At least on my system, cxx_build uses arm-none-eabi-g++ by default. You can override the compiler to change the path or name.

Override the linker

To simplify C++ standard library selection, tell rustc to use the arm-none-eabi-g++ compiler driver as the linker. Additionally, ensure that the linker knows the machine characteristics. Specify the linker and linker arguments in your Cargo configuration.

# .cargo/config.toml
[target.thumbv7em-none-eabihf]
linker = "arm-none-eabi-g++"
rustflags = [
    "-C", "link-arg=-mcpu=cortex-m7",
    "-C", "link-arg=-mfloat-abi=hard",
    "-C", "link-arg=-mfpu=fpv5-d16",
    "-C", "link-arg=-nostartfiles",
    "-C", "link-arg=--specs=nano.specs",
    # etc.
]

If you don’t want to use the C++ compiler driver as the linker, you can specify linker search paths through build.rs, or by using additional Cargo configurations.
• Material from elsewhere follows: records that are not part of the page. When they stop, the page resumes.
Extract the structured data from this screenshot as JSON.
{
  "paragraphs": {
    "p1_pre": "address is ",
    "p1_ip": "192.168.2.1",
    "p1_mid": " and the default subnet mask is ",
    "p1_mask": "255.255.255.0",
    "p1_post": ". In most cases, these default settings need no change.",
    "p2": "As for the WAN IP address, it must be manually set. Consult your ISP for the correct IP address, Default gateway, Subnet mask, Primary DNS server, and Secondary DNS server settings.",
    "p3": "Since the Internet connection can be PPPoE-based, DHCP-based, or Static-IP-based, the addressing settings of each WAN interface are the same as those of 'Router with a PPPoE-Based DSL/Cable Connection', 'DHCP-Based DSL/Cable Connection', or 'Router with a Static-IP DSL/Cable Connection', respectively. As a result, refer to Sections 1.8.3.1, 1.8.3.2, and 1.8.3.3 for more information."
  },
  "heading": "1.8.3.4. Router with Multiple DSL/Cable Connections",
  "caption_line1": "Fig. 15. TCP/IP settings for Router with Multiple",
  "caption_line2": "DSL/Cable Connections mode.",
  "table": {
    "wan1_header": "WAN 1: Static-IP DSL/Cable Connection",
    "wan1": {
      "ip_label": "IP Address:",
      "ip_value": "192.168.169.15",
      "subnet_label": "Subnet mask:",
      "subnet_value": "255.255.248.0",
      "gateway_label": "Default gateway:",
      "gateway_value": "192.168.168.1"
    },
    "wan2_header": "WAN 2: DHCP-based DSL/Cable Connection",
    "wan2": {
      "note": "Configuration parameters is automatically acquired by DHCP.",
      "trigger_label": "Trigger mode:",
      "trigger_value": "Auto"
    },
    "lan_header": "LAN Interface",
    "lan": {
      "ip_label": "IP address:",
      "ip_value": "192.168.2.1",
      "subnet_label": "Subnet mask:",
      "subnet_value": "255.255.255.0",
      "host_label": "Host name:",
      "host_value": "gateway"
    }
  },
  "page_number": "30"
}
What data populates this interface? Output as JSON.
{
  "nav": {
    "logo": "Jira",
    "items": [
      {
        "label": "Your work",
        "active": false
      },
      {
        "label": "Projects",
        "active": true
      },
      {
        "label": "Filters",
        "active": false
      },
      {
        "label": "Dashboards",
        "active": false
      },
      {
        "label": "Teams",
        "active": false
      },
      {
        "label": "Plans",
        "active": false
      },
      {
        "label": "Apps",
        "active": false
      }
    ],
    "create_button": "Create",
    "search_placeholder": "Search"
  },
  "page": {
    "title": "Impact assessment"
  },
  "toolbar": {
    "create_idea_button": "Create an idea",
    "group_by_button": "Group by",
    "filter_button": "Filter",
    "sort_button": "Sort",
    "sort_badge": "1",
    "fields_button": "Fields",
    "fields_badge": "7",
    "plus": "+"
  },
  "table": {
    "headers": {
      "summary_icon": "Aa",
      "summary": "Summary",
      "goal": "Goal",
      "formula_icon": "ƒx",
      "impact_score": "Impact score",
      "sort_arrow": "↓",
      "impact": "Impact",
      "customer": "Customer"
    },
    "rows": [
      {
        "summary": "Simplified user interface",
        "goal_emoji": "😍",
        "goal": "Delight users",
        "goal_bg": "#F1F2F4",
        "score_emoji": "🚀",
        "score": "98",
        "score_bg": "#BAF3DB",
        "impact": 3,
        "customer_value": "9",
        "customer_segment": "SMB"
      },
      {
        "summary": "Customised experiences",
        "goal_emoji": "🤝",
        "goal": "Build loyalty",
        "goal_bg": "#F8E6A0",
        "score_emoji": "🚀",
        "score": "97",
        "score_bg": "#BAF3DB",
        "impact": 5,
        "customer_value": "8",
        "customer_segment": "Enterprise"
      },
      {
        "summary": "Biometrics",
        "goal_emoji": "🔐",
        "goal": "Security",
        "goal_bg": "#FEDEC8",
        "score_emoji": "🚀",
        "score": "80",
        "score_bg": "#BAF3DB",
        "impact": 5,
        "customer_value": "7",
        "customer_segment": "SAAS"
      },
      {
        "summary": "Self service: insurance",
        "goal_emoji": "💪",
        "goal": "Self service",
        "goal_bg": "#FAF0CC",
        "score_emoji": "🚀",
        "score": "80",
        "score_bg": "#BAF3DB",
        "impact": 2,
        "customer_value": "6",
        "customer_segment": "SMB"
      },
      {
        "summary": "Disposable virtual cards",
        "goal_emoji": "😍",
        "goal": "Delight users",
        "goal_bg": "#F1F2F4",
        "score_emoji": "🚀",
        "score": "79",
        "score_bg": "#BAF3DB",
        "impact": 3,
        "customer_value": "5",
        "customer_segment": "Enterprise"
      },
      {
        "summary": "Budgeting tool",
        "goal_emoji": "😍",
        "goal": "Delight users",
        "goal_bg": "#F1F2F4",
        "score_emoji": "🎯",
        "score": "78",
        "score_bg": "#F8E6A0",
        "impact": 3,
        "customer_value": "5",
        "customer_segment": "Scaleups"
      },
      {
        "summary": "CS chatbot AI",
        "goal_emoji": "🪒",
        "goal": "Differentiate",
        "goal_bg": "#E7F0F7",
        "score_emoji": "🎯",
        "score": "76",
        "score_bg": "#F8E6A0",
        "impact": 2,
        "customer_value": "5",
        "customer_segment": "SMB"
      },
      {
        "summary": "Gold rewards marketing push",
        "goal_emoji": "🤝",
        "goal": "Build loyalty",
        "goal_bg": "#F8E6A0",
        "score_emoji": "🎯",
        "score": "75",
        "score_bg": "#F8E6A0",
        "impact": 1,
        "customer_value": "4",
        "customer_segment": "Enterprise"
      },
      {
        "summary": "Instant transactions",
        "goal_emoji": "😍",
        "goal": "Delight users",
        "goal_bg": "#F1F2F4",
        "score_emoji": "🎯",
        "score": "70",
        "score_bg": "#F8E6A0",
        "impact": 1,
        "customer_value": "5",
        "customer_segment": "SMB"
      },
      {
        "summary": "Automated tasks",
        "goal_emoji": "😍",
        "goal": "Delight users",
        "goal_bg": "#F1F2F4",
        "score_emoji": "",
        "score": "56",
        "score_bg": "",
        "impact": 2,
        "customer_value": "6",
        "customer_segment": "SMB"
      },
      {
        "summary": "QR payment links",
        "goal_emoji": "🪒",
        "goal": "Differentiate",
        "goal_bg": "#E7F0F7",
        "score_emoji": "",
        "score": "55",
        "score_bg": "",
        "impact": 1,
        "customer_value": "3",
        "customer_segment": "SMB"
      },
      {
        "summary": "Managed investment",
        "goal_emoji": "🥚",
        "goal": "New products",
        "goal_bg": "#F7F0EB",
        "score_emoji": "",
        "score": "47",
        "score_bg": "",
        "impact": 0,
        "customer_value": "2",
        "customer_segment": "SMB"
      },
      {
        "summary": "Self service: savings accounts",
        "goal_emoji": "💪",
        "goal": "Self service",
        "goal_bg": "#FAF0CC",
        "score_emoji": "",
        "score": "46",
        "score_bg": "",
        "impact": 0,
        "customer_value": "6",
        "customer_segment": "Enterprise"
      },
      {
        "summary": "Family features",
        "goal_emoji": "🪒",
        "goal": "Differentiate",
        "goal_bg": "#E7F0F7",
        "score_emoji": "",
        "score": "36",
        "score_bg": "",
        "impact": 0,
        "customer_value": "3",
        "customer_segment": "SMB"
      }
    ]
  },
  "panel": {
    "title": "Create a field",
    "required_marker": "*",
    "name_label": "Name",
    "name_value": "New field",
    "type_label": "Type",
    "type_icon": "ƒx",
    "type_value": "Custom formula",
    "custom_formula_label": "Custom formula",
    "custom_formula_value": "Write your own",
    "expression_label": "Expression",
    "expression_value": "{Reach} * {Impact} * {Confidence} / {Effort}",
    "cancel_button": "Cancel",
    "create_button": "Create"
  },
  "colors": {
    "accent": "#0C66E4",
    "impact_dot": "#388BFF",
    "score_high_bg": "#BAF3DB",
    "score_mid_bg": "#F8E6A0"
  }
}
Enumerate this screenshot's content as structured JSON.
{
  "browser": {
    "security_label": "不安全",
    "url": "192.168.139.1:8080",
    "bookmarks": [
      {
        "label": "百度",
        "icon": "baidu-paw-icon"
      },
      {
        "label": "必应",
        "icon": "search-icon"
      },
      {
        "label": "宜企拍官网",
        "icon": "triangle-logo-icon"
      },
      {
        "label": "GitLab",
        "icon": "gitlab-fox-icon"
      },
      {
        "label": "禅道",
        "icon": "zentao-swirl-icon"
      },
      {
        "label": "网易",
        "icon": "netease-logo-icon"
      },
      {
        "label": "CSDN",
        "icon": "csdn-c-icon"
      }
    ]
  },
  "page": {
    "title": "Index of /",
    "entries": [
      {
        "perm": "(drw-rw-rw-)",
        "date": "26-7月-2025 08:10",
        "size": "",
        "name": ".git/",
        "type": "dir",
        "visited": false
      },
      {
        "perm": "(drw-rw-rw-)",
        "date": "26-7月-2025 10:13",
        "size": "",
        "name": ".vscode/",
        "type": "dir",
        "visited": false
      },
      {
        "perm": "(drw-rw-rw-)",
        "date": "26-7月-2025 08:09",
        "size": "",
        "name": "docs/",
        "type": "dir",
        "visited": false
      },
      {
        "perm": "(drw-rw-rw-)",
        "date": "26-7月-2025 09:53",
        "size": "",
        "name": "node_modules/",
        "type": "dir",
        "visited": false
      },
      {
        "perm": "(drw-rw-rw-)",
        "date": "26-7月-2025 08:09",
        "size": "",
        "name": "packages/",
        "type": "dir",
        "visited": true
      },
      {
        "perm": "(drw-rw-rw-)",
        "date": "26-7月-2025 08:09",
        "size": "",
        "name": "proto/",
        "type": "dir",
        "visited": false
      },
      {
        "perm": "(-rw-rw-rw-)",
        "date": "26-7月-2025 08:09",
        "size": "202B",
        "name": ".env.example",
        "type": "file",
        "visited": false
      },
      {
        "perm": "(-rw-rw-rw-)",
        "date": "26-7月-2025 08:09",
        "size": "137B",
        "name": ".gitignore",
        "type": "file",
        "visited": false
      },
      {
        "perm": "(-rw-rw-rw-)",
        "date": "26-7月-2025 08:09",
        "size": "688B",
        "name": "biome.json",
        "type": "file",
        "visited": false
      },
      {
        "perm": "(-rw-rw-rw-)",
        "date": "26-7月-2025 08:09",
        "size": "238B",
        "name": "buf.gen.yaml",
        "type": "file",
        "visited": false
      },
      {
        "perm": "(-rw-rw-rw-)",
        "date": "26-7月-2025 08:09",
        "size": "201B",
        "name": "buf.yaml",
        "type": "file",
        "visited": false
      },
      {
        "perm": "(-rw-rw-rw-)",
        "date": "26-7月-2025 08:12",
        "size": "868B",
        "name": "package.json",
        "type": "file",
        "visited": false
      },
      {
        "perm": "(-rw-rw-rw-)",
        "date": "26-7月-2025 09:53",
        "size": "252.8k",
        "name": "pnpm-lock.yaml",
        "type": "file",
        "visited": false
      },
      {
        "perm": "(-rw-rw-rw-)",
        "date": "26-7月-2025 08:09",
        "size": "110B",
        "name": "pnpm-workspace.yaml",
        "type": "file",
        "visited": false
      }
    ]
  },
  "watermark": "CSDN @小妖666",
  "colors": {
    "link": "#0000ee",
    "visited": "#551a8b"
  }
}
With all of these configurations in place, I could cargo build my hello world application, and I could run it on an i.MX RT development board.

Limitations

The reset handler, written in Rust, performs system start-up and memory initialization expected by the Rust runtime. It does not handle all initialization expected by the C++ runtime, including invoking the constructors of global objects. This prototype intentionally avoids global objects. However, if you’re trying to use an existing C++ library that uses global objects, you’ll need extra support from your Rust runtime, or a suitable C++ runtime.

In order to call Rust code from C++, CXX provides a header, rust/cxx.h, that exposes Rust types to C++. That header has inclusions for string, vector, and other headers expected in a standard library. If your C++ standard library doesn’t include these headers, you may quickly experience build issues. Keep in mind that we’re enabling an experimental CXX configuration, so we should expect these kinds of edges.

Conclusion

Once you’re familiar with CXX, these additional configurations could help you integrate C++ code in your bare-metal embedded Rust software. With these configurations, I could use Cargo to build all of the Rust and C++ code needed for a basic program. You may need to adapt these configurations depending on your target.

I have the luxury of writing all of the C++ code for this prototype. Specifically, I know that my C++ code doesn’t require exceptions, and that it doesn’t need additional runtime support. I can decide to use Cargo as my build system for both C++ and Rust code. A more realistic test would use an existing, larger C++ library in a Rust application to fully explore the language integration.